Dlatego jedno z pierwszych pytań powinno brzmieć: zacisnąć zęby i dług spłacić czy powalczyć?
Czytaj także: MS: co dokładnie zmienia się w przepisach o egzekucji komorniczej
Dłużników można podzielić na trzy grupy: poważnych i majętnych – ich stać na prawników, choć nie każdy prawnik zna się na egzekucji. Druga grupa to dłużnicy niemal bez majątku i ich komornicy co najwyżej od czasu do czasu nękają. Tu porada może być o upadłości konsumenckiej, jeśli jeszcze rozważają „nowe życie". Skupię się na najliczniejszym zastępie osób, swego rodzaju ofiar czy to swego zaniedbania czy przegapienia, które raptem dostają wezwanie o zapłatę 50, 70 czy 200 zł, jak pewna czytelniczki.
Sąd zasądził od niej 200 zł za zaparkowanie auta jednym kołem na chodniku. Chyba nie była nawet w sądzie i po niedługim czasie otrzymała zawiadomienie o zajęciu jej wierzytelności (z nadpłaty podatku) z kosztami sądowymi (80 zł) i 303 zł minimalnej opłaty egzekucyjnej (po 1 stycznia przy nowych egzekucjach będzie ona wynosić 150 zł ewentualnie 200 zł). Dodajmy, że przy mniejszych długach, np. 50 zł, ogólna kwota do zapłaty byłaby niższa o ok. 150 zł, ale byłoby to i tak dziesięć razy więcej niż sam dług.

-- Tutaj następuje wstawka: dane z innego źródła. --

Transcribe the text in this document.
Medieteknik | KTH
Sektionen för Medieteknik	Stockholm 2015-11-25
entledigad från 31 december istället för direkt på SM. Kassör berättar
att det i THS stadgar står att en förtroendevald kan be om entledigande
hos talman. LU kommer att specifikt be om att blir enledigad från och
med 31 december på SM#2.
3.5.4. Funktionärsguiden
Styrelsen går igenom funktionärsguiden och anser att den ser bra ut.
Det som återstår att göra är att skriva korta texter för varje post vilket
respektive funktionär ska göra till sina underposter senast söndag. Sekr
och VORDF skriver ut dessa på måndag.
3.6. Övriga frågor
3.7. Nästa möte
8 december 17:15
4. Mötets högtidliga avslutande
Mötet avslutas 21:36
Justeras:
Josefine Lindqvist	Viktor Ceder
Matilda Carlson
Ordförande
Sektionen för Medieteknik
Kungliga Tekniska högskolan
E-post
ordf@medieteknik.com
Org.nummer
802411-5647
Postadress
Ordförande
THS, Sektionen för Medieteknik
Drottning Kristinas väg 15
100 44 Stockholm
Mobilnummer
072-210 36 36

Taka zapłata może boleć, ale rady w zasadzie nie ma. Mimo że od Nowego Roku obowiązuje (ale tylko przy nowych egzekucjach) ulgowa, 3-proc. stawka opłaty komorniczej, jeżeli dłużnik w ciągu miesiąca od doręczenia mu zawiadomienia o wszczęciu egzekucji wpłaci do rąk komornika lub na jego rachunek całość lub część egzekwowanego długu, wspomniana minimalna opłata 150 zł sprawia, że ulga ta zaczyna się liczyć dopiero przy długu przekraczającym 1500 zł. Przy niższej kwocie zarówno zwykła stawka (obecnie 10 proc. ściągniętego długu), jak i ulgowa niższe nie będą.